Staff Sgt. John Kelly working at the government's Nevada test site in 1958 to photograph an atomic blast. He and his colleagues from the lookout mountain laboratory in Hollywood produced thousands of atomic movies.
An exploding nuclear device can produce fiery heat of 10 million degrees. Here, the photographer captures the initial heating of the paint on a school bus.
An instant later, smoke from the burning paint begins to rise.
In a split second, the bus ignites.
The explosion's blast wave then extinguishes the flames for a moment…
before the bus again begins to burn…
and smoke rises…
as the school bus endures further blows.
On June 5, 1952, a special camera with a shutter that worked incredibly fast captured this image of an exploding nuclear bomb, doing so an instant after the start of the explosion. The camera was located two miles from ground zero.

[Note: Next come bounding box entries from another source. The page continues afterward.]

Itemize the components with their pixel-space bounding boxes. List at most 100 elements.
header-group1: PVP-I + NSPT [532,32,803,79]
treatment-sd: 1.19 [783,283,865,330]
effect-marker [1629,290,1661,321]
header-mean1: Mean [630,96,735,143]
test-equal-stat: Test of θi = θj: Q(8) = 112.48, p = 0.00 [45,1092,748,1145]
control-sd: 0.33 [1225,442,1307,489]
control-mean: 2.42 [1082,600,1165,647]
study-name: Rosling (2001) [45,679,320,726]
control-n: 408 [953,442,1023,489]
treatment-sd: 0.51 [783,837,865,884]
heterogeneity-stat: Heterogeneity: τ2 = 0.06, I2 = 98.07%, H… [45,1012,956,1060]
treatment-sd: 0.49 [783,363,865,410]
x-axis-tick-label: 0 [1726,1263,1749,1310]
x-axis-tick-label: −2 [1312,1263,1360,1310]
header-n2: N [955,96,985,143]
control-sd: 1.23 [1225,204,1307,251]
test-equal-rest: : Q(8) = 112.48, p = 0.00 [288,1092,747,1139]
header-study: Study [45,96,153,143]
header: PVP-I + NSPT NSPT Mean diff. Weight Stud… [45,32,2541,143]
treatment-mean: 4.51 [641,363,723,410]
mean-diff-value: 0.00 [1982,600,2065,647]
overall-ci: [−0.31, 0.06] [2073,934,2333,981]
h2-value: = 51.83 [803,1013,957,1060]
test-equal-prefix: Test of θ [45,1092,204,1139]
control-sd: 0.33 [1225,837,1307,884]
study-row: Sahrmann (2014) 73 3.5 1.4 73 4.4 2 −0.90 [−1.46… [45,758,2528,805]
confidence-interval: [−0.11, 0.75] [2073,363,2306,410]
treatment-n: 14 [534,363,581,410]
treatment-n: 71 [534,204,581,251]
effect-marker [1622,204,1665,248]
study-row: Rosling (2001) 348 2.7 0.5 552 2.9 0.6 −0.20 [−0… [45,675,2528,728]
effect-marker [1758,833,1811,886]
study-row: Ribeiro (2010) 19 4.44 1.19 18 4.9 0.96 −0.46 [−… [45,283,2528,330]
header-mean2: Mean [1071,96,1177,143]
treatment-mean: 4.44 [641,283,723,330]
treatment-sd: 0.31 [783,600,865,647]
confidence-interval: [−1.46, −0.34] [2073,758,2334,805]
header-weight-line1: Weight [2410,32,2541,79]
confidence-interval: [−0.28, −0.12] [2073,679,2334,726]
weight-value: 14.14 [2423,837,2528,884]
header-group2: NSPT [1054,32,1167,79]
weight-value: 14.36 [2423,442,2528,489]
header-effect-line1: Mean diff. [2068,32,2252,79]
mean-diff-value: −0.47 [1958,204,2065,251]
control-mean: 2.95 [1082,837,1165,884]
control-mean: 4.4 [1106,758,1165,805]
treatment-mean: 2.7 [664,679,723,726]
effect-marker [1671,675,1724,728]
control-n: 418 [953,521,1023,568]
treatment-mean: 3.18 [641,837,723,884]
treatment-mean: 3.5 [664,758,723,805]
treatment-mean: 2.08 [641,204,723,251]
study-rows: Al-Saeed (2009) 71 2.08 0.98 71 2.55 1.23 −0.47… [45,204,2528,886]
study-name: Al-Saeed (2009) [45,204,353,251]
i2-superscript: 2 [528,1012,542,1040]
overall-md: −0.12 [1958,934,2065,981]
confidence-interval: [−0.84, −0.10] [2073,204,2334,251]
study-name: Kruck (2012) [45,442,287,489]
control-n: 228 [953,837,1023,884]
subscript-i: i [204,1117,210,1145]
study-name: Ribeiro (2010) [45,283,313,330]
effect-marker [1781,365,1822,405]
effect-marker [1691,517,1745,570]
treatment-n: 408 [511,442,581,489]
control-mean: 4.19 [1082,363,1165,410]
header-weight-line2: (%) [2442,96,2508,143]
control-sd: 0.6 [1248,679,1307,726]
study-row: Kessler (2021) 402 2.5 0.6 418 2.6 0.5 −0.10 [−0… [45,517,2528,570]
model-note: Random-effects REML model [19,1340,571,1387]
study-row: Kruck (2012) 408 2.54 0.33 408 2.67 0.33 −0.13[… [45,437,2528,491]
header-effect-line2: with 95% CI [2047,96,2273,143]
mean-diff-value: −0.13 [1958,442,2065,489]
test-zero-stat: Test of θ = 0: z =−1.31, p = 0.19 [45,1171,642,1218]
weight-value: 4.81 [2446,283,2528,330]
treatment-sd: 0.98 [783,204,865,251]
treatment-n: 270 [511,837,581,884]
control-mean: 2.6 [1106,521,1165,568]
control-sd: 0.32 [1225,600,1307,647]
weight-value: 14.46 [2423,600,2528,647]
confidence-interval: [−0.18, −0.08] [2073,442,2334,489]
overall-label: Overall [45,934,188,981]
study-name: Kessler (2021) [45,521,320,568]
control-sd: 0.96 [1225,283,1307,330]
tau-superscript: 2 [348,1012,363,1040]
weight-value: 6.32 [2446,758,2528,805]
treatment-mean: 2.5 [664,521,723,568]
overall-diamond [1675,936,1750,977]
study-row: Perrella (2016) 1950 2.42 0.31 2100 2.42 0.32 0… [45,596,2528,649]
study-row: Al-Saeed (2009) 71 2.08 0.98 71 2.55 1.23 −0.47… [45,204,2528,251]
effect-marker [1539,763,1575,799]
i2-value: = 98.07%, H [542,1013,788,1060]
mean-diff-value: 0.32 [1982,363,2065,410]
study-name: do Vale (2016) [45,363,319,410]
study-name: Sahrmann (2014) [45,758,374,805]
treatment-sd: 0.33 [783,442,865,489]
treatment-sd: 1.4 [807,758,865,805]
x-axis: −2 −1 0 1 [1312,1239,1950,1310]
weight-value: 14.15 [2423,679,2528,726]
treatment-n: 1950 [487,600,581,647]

The image of an exploding nuclear bomb in the very instant that the fireball begins to destroy the tower that holds the weapon aloft.
The early stage of another nuclear blast captured by a special camera two miles from ground zero.
In 1955 at the governments Nevada test site, a rising fireball dwarfs a crew of atomic cameramen. On the right are rocket plumes, which scientists studied as a way to gauge the progress of shock waves through the atmosphere.